The Stalinists are making much of the reelection of Kerala’s Left Democratic Front (LDF) government, the only state government they now lead. The LDF won 99 seats in the 140-member assembly, with the CPM capturing 62, the CPI 17, and the remaining 20 split between a renegade Congress faction, the Kerala Congress (M), and the communal Indian Union Muslim League, until recently a Congress ally.
This was the first time in 40 years that a Kerala state election did not result in the rotation of power between the LDF and the Congress-led United Democratic Front. The Congress had great hopes of returning to power in Kerala. In the 2019 national election, its alliance won 19 of the state’s 20 seats. But its campaign, which invariably attacked the LDF from the right, fizzled. Meanwhile, much of the corporate media praised the LDF government and in particular the Kerala Chief Minister and CPM Politburo member “Captain” Pinarayi Vijayan, for their purported “competent” administration—that is, their combination of capitalist development with meagre social welfare schemes.
Outside of Kerala, the CPM and CPI were electoral allies of the Congress Party and very much shared its fate. In Tamil Nadu, the CPM and CPI helped boost the fatuous claims of the DMK-Congress alliance to stand for “social justice,” and as its junior allies each won two assembly seats.
In West Bengal, the Stalinists stood in an electoral alliance with the Congress Party and the recently founded Indian Secular Front and suffered a debacle even more humiliating than did the Congress. The CPM polled just 4.68 percent of the vote, the CPI 0.2 percent, and they and their Left Front allies failed to win a single seat—this in a state where the Left Front ruled for 34 consecutive years, from 1977 through 2011.

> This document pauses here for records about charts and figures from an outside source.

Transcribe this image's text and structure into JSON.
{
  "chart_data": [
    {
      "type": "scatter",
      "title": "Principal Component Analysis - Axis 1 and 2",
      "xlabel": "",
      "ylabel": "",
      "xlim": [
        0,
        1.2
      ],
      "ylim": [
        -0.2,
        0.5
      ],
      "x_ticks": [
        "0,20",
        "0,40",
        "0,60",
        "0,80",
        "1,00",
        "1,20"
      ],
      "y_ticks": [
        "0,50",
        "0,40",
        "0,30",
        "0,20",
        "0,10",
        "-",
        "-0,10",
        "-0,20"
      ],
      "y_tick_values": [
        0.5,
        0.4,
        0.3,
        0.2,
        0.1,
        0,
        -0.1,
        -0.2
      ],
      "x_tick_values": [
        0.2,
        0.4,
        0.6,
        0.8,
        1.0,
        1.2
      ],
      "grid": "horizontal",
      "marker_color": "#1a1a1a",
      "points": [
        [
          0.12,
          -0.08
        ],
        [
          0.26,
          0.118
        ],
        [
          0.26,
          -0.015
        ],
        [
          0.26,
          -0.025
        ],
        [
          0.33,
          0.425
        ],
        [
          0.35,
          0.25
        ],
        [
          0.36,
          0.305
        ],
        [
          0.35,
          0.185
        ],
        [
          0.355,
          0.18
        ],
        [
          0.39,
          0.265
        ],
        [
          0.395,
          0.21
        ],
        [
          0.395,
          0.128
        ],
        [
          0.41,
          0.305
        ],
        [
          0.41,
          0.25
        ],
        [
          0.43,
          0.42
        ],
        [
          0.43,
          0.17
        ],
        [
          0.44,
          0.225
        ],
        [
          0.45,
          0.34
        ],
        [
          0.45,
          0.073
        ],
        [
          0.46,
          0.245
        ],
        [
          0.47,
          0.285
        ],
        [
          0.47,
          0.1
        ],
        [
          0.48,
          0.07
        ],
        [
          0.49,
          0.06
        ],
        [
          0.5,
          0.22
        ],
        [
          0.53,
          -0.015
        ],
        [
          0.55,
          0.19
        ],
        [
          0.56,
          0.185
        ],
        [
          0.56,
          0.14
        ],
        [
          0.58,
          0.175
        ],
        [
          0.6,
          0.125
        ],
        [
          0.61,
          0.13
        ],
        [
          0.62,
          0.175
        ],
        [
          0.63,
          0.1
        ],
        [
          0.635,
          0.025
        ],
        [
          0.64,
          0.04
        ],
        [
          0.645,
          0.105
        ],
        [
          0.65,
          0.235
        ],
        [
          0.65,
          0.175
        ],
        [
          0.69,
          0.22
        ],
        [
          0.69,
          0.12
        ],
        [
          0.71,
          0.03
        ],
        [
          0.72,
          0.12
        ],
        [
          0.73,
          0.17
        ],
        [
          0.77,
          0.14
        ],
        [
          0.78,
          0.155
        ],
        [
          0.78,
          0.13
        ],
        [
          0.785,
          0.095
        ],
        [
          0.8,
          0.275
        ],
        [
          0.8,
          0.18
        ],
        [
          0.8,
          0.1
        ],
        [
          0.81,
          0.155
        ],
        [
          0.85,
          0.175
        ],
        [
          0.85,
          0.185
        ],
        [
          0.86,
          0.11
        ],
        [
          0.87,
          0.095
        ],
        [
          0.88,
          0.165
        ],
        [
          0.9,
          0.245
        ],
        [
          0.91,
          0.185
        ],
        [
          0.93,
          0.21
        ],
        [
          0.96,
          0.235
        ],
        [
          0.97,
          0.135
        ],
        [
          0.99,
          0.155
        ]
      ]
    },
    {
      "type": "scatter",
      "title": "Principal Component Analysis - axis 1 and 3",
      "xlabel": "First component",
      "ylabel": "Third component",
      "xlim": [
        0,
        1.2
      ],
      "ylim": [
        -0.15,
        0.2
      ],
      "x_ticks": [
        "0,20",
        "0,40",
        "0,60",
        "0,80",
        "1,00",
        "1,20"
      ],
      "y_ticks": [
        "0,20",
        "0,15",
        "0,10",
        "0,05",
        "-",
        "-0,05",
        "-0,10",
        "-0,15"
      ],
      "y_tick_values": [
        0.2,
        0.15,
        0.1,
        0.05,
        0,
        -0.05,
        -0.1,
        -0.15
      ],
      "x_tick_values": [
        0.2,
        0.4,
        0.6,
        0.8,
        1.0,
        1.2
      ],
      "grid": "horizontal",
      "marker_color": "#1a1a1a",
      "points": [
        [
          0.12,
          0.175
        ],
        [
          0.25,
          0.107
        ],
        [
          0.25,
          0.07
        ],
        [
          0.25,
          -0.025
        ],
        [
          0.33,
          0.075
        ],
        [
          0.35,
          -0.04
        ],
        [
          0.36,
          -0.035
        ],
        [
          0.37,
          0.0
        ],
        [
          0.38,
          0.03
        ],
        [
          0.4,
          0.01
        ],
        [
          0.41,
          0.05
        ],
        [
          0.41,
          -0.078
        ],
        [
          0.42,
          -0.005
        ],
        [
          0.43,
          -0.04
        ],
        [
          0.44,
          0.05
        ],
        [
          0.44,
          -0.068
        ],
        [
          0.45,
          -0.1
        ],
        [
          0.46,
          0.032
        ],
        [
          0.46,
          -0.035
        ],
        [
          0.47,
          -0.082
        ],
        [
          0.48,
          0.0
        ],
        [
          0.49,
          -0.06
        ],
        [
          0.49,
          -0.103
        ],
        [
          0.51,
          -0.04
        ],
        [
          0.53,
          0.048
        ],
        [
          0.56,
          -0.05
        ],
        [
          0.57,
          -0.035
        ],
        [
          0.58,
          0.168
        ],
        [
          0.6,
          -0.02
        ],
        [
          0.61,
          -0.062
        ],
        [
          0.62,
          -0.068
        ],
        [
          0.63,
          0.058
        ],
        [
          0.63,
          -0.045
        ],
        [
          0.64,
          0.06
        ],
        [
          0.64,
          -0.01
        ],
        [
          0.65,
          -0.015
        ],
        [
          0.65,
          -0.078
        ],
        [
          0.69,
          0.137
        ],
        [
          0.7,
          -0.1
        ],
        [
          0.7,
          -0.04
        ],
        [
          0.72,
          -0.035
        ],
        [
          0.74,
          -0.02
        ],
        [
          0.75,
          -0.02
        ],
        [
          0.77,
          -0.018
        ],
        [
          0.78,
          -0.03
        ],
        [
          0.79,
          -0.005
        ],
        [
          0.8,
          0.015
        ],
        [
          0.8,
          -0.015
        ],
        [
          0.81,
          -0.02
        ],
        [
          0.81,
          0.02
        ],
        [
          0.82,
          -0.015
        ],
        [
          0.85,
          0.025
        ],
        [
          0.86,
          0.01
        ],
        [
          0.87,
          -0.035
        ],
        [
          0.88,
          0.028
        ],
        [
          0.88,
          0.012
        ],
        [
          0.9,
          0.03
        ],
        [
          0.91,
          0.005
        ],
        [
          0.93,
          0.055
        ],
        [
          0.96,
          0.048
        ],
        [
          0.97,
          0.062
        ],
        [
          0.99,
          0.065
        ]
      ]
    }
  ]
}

While the Stalinists are trying to blame their wipeout in West Bengal on the electoral polarization between the BJP and the TMC, it is in reality the outcome of their decades-long suppression of the class struggle, integration into the capitalist establishment, and support for and pivotal role in implementing the bourgeoisie’s post-1991 “new economic policy.”
Having cheered on Gorbachev and the Soviet Stalinist bureaucracy’s restoration of capitalism in the former Soviet Union, the CPM and CPI propped up a succession of Indian Union governments, most of them Congress led, that fully integrated India into the US-led capitalist order and pursued ever closer relations with Washington. Meanwhile, in West Bengal, their Left Front government pursued capitalist investment by seizing farmers’ land, outlawing strikes in the IT-enabled sector, privatizing businesses and slashing corporate taxes.
For decades, the Stalinists have justified their relentless efforts to politically subordinate the working class to the big business Congress Party and a host of right-wing caste and regional-ethnic parties in the name of fighting the BJP and the Hindu supremacist right. The end result has been that the BJP and reaction have only grown stronger, as they have been able to exploit the popular anger and frustration over the bitter fruits of “Left” and “Left”-supported governments, like the Congress-led UPA which governed India from 2004 to 2014—endemic poverty, ever-deepening social inequality, ramshackle public services and rampant corruption.
There is no question that the BJP and the fascist goons in its sister organization, the Rashtriya Swayamsevak Sangh (RSS), constitute a mortal threat to the working class and the rural toilers. But they can be defeated only through the independent mobilization of the working class, rallying the oppressed masses under its leadership, against Indian capitalism and all its political representatives and in the fight for international socialism.